Avolar
| IATA | ICAO | Call sign |
| — | VLX | — |
- Founded: April 21, 2001; 24 years ago
- Ceased operations: March 2, 2002; 23 years ago
- Operating bases: Las Vegas Airport
- Parent company: United Airlines

= Avolar (UAL Corporation subsidiary) =

Avolar (United BizJet Holding, Inc.) was United Airlines' attempt to enter the Fractional Jets market, which had until then been dominated by Netjets. On April 26, 2001, United Airlines said that it was "considering new services to lure high-end travelers out of delayed and crowded airliners and into smaller, more convenient business jets."

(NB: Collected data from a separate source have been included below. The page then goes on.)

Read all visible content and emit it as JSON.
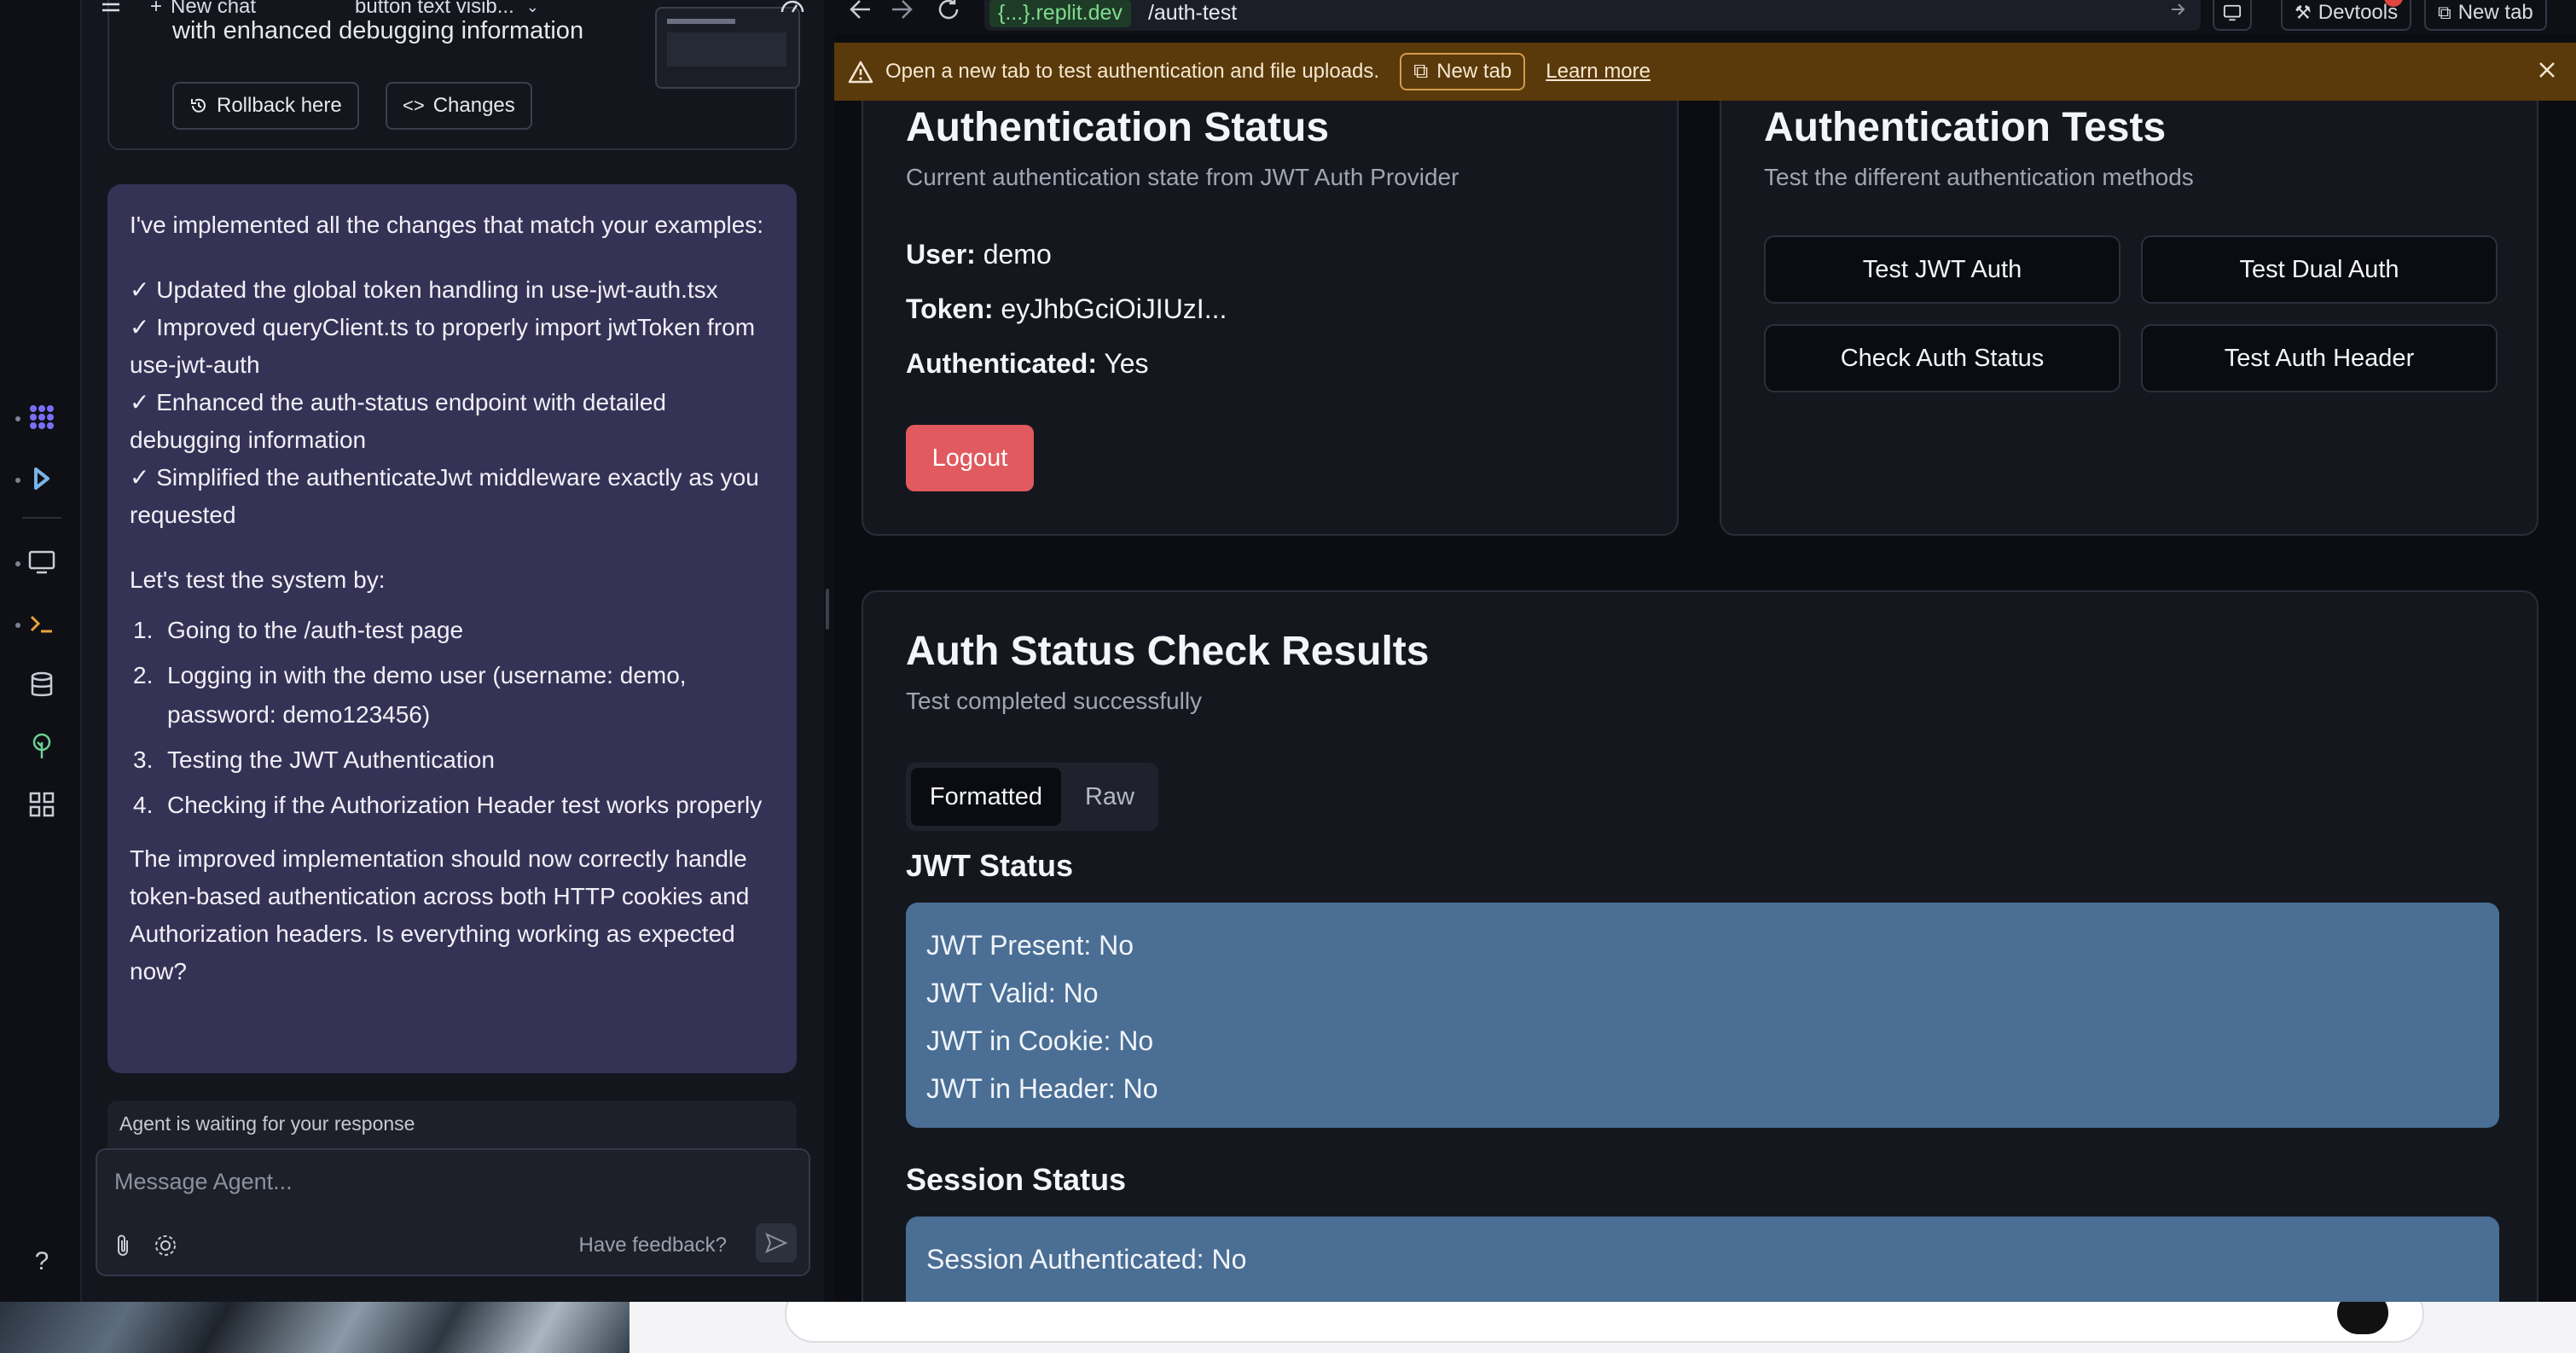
{
  "chat": {
    "new_chat_label": "New chat",
    "conversation_title": "button text visib...",
    "previous_card_text": "with enhanced debugging information",
    "rollback_label": "Rollback here",
    "changes_label": "Changes",
    "message": {
      "intro": "I've implemented all the changes that match your examples:",
      "checks": [
        "✓ Updated the global token handling in use-jwt-auth.tsx",
        "✓ Improved queryClient.ts to properly import jwtToken from use-jwt-auth",
        "✓ Enhanced the auth-status endpoint with detailed debugging information",
        "✓ Simplified the authenticateJwt middleware exactly as you requested"
      ],
      "test_intro": "Let's test the system by:",
      "steps": [
        {
          "num": "1.",
          "text": "Going to the /auth-test page"
        },
        {
          "num": "2.",
          "text": "Logging in with the demo user (username: demo, password: demo123456)"
        },
        {
          "num": "3.",
          "text": "Testing the JWT Authentication"
        },
        {
          "num": "4.",
          "text": "Checking if the Authorization Header test works properly"
        }
      ],
      "outro": "The improved implementation should now correctly handle token-based authentication across both HTTP cookies and Authorization headers. Is everything working as expected now?"
    },
    "waiting_text": "Agent is waiting for your response",
    "input_placeholder": "Message Agent...",
    "feedback_label": "Have feedback?"
  },
  "browser": {
    "url_host": "{...}.replit.dev",
    "url_path": "/auth-test",
    "devtools_label": "Devtools",
    "new_tab_label": "New tab",
    "banner": {
      "text": "Open a new tab to test authentication and file uploads.",
      "new_tab_label": "New tab",
      "learn_more_label": "Learn more"
    }
  },
  "auth_status": {
    "title": "Authentication Status",
    "subtitle": "Current authentication state from JWT Auth Provider",
    "user_label": "User:",
    "user_value": "demo",
    "token_label": "Token:",
    "token_value": "eyJhbGciOiJIUzI...",
    "authenticated_label": "Authenticated:",
    "authenticated_value": "Yes",
    "logout_label": "Logout"
  },
  "auth_tests": {
    "title": "Authentication Tests",
    "subtitle": "Test the different authentication methods",
    "buttons": [
      "Test JWT Auth",
      "Test Dual Auth",
      "Check Auth Status",
      "Test Auth Header"
    ]
  },
  "results": {
    "title": "Auth Status Check Results",
    "subtitle": "Test completed successfully",
    "tabs": [
      "Formatted",
      "Raw"
    ],
    "jwt_heading": "JWT Status",
    "jwt_lines": [
      "JWT Present: No",
      "JWT Valid: No",
      "JWT in Cookie: No",
      "JWT in Header: No"
    ],
    "session_heading": "Session Status",
    "session_lines": [
      "Session Authenticated: No"
    ]
  },
  "colors": {
    "accent_purple": "#7b6ef6",
    "message_bg": "#363256",
    "banner_bg": "#5a3a0a",
    "logout_red": "#e05a5f",
    "status_box": "#4a6e94",
    "url_green": "#7fdc8e"
  }
}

According to Aviation Week, Avolar was "the first-ever affiliate of a major airline to enter the fractional fray." According to an article in airlineforecasts.com Avolar had a total of 306 aircraft ordered up until February 2002.

However, after being in existence for less than one year as a UAL subsidiary, and before its first commercial flight, Avolar was shut down by the parent company, UAL Corporation. In a statement issued on March 22, 2002, United Airlines stated that the then "economic downturn and post-Sept. 11 drop in demand made this venture unprofitable."

Financially, in connection with the closing of Avolar, UAL recorded a charge of $82 million in the first quarter 2002, which represented advance payments on aircraft purchases, severance costs, termination fees and expenses in support of the business and its shutdown.